Australian and New Zealand dollar bear the brunt of Chinese slowdown, RBNZ decision looms
The Australian dollar (Currency:AUD) has today reminded us why so many traders continue to bet against it, a look at the latest wholesale market rates reminds us just how prone the Australian currency has become to sell-offs when data disappoints:
- The Pound / Australian dollar exchange rate is 0.75 pct in the blue at 15:00 in London; GBP/AUD is at 1.6660.
- The Pound / New Zealand dollar exchange rate is 0.4 pct higher at 1.9298.
- The Australian dollar / US dollar forex rate is 0.9 pct down on Tuesday night's close at 0.9213.
- The New Zealand dollar / US dollar forex rate is 0.5 pct higher at 0.7957.
Please Be Aware: The above market quotes mean very little considering that your bank will affix a discretionary spread when passing you their retail rate. An independent FX provider will however guarantee to undercut your bank's offer and get you closer to the market rate, thus delivering you more currency. Please learn more here.
Commodity currencies in renewed sell-off
Max Cohen at Spreadex points out that the commodity currencies, like equities, have been hit by poor data out of China today:
"Looming over global equities, the massive slowdown in Chinese manufacturing remains prominent in investors’ minds. The knock-on effect is already being felt with Japanese exports slowing despite a weaker yen. China's overall PMI of business conditions fell to 47.7 from June's final reading of 48.2, a third straight month below the watershed 50 line and the weakest level since August 2012."
Inflation numbers fail to ride to the rescue
Shaun Osborne at TD Securities says, for the Aus Dollar, good inflation was not nearly enough to offset the Chinese data:
"The AUD had a lot to digest in a short period, with a mixed but overall better than expected Australian inflation report initially lifting the currency above 0.9300 before the flash Chinese PMI unwound any positive tone shortly after.
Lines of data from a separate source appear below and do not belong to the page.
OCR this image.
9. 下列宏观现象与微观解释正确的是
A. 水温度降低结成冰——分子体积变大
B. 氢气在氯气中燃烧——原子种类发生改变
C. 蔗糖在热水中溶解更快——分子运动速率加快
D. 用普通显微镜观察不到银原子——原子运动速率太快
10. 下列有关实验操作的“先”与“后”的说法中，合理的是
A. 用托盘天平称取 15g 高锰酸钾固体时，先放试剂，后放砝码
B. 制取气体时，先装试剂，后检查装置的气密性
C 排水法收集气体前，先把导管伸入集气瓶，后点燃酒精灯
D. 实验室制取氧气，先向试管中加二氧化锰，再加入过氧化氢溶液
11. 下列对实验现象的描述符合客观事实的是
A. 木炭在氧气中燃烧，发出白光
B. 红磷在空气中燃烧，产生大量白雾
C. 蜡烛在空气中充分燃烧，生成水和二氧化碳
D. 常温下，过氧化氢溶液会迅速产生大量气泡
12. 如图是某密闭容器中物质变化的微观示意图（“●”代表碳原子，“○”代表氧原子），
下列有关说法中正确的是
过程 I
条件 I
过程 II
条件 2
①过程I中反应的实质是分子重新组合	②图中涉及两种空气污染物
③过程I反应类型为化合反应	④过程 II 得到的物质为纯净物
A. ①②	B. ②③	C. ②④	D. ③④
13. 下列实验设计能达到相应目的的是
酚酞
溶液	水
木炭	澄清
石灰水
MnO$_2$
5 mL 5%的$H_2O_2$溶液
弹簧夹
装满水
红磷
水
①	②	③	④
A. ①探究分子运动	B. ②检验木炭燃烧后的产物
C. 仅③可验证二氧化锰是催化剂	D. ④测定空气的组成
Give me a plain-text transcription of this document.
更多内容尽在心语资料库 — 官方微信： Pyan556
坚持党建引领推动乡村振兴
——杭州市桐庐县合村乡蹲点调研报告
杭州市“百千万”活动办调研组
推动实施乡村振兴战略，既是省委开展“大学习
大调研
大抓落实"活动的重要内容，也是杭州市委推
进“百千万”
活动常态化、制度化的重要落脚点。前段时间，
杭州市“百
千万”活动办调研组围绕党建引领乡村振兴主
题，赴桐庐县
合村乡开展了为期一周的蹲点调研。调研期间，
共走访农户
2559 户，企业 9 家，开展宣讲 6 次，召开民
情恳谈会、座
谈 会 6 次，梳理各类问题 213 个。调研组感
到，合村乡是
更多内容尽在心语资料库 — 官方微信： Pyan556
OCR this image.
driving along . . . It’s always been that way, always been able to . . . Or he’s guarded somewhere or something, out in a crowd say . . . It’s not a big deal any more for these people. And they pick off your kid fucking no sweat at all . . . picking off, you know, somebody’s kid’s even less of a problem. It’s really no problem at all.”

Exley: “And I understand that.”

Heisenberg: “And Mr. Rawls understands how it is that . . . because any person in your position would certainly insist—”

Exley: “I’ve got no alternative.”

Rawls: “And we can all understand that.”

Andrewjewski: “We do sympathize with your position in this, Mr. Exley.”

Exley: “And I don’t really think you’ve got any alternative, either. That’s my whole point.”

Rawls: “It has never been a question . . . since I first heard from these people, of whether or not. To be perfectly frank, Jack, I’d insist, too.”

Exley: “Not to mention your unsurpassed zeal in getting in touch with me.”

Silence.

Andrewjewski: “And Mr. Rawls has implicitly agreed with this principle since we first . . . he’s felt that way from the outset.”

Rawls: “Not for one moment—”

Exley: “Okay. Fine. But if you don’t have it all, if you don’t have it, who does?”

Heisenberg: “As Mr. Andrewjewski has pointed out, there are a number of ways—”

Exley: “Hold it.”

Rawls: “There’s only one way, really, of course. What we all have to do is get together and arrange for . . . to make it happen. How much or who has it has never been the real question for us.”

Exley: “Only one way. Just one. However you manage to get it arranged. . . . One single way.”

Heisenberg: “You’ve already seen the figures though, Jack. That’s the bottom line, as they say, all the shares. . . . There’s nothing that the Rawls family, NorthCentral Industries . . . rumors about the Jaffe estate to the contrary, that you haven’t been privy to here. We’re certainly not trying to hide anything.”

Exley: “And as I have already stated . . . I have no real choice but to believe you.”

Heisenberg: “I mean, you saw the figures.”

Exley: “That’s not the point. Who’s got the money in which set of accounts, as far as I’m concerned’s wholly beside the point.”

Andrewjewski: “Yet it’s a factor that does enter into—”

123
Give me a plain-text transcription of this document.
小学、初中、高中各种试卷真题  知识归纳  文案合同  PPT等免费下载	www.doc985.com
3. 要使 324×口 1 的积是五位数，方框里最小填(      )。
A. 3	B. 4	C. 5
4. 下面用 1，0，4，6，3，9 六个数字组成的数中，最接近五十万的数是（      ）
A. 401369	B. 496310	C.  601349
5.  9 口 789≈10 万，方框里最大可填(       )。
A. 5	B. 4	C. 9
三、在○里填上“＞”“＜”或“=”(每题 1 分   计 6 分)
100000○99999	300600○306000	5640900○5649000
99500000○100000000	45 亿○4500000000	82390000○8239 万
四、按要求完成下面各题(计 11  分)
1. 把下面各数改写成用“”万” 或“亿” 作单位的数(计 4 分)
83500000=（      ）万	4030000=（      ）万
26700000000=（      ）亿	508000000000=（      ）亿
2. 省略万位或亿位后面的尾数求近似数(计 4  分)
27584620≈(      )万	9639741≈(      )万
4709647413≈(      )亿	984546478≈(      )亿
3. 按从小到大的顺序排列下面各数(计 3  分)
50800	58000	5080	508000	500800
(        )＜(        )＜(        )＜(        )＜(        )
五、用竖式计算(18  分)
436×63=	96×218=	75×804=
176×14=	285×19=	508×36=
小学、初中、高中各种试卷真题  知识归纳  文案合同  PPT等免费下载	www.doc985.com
"The somewhat better inflation report suggests the threat of an RBA rate cut next month has diminished slightly, but the more pressing concern for markets is the state of activity in China.
"The flash PMI raises fears of a sub-50 print for the official PMI next week, and such an outcome could re-ignite fears of a ‘hard landing’. As was them case overnight, the AUD would take the brunt of such a result,m with the NZD close behind."
New Zealand dollar: Focus is now squarely on the RBNZ
For the NZD, the closer key event is the RBNZ meeting at the end of today’s session. The Bank is universally expected to keep the policy rate steady, but there appears to be a greater risk of a more dovish message that should put a bit more pressure on the currency.
The Bank is in a position to highlight last week’s soft inflation report as an offset to the upswing in house prices, credit and construction. The balance of risks favours lifting the cash rate sooner, but the RBNZ remains determined to experiment with macroprudential tools first.
As such Osborne says he expects Governor Wheeler to repeat that the Bank expects “to keep the OCR unchanged through the end of the year”. We continue to pencil in March 2014 as the timing for the first tightening.
Be assured, any interest rate cut announced tonight will send the New Zealand dollar plummeting.